Depuis un an, la direction de l’usine PSA de Poissy, dans les Yvelines, supprime les unes après les autres les lignes de cars de transport. Avec à la clé des difficultés insupportables pour les ouvriers concernés.

Fin septembre, une nouvelle salve de suppressions de lignes et d’arrêts a été annoncée, sans avoir évidemment demandé l’avis des principaux concernés. De très nombreux travailleurs sont directement affectés par cette décision. Par exemple, dans le nord et l’est, les arrêts desservant Paris intra muros ont été supprimés et remplacés par des arrêts aux portes de la capitale. Un travailleur qui habite le quartier de Belleville doit partir à 3 h 30 de chez lui pour prendre un car qui démarre à 4 h 05.

Toutes les portes de Paris dans les quartiers ouvriers ne sont pas desservies. L’arrêt de la place de Clichy a été supprimé, le plus proche se trouvant à 45 minutes à pied. Dans les communes de banlieue, les arrêts ont été déplacés ou supprimés, et les ouvriers mettent plus d’une demi-heure à les atteindre. L’un d’entre eux a témoigné qu’il devait désormais se lever à 2 h 15 pour être au travail à l’heure, à 5 h 20. Ailleurs, il n’est pas possible de se rendre à un arrêt sans voiture ; mais là où l’arrêt de car a été placé, à Saint-Germain-en-Laye par exemple, toutes les places de stationnement sont payantes !

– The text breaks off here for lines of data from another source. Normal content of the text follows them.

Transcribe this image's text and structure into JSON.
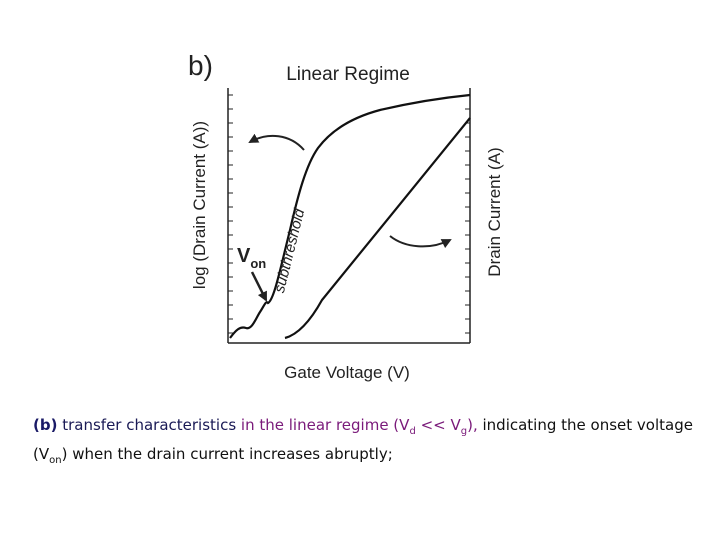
{
  "figure": {
    "panel_label": "b)",
    "title": "Linear Regime",
    "y_label_left": "log (Drain Current (A))",
    "y_label_right": "Drain Current (A)",
    "x_label": "Gate Voltage (V)",
    "von_label": {
      "main": "V",
      "sub": "on"
    },
    "curve_label": "subthreshold"
  },
  "caption": {
    "parts": [
      {
        "text": "(b)",
        "color": "#1a1a66",
        "bold": true
      },
      {
        "text": " transfer characteristics ",
        "color": "#1a1a55"
      },
      {
        "text": "in the linear regime (",
        "color": "#7a1a7a"
      },
      {
        "text": "V",
        "color": "#7a1a7a"
      },
      {
        "text": "d",
        "color": "#7a1a7a",
        "sub": true
      },
      {
        "text": " << ",
        "color": "#7a1a7a"
      },
      {
        "text": "V",
        "color": "#7a1a7a"
      },
      {
        "text": "g",
        "color": "#7a1a7a",
        "sub": true
      },
      {
        "text": "),",
        "color": "#7a1a7a"
      },
      {
        "text": " indicating the onset voltage (V",
        "color": "#111111"
      },
      {
        "text": "on",
        "color": "#111111",
        "sub": true
      },
      {
        "text": ") when the drain current increases abruptly;",
        "color": "#111111"
      }
    ]
  }
}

Et c’est sans compter les problèmes de sécurité : la direction avait par exemple placé un nouvel arrêt en gare de Sevran, connue pour être dangereuse du fait des agressions la nuit, obligeant ouvriers et ouvrières à y passer à 3 h 20 du matin ou, pire, après le travail à 23 heures. Sur ce point seulement, devant l’indignation, la direction a dû reculer.

On sait qu’à Poissy, comme dans d’autres usines du groupe, la direction voudrait bien supprimer complètement les cars de transport, pour faire des économies, alors que le groupe vient de faire 1,25 milliard d’euros de bénéfices sur les seuls six premiers mois de l’année.

Mardi 25 septembre, une vingtaine de travailleurs, accompagnés de délégués, se sont invités à une réunion d’une commission du CE pour dire bien fort au représentant de la direction embarrassé ce qu’ils pensaient de la nouvelle organisation. C’est un premier pas dans la bonne direction.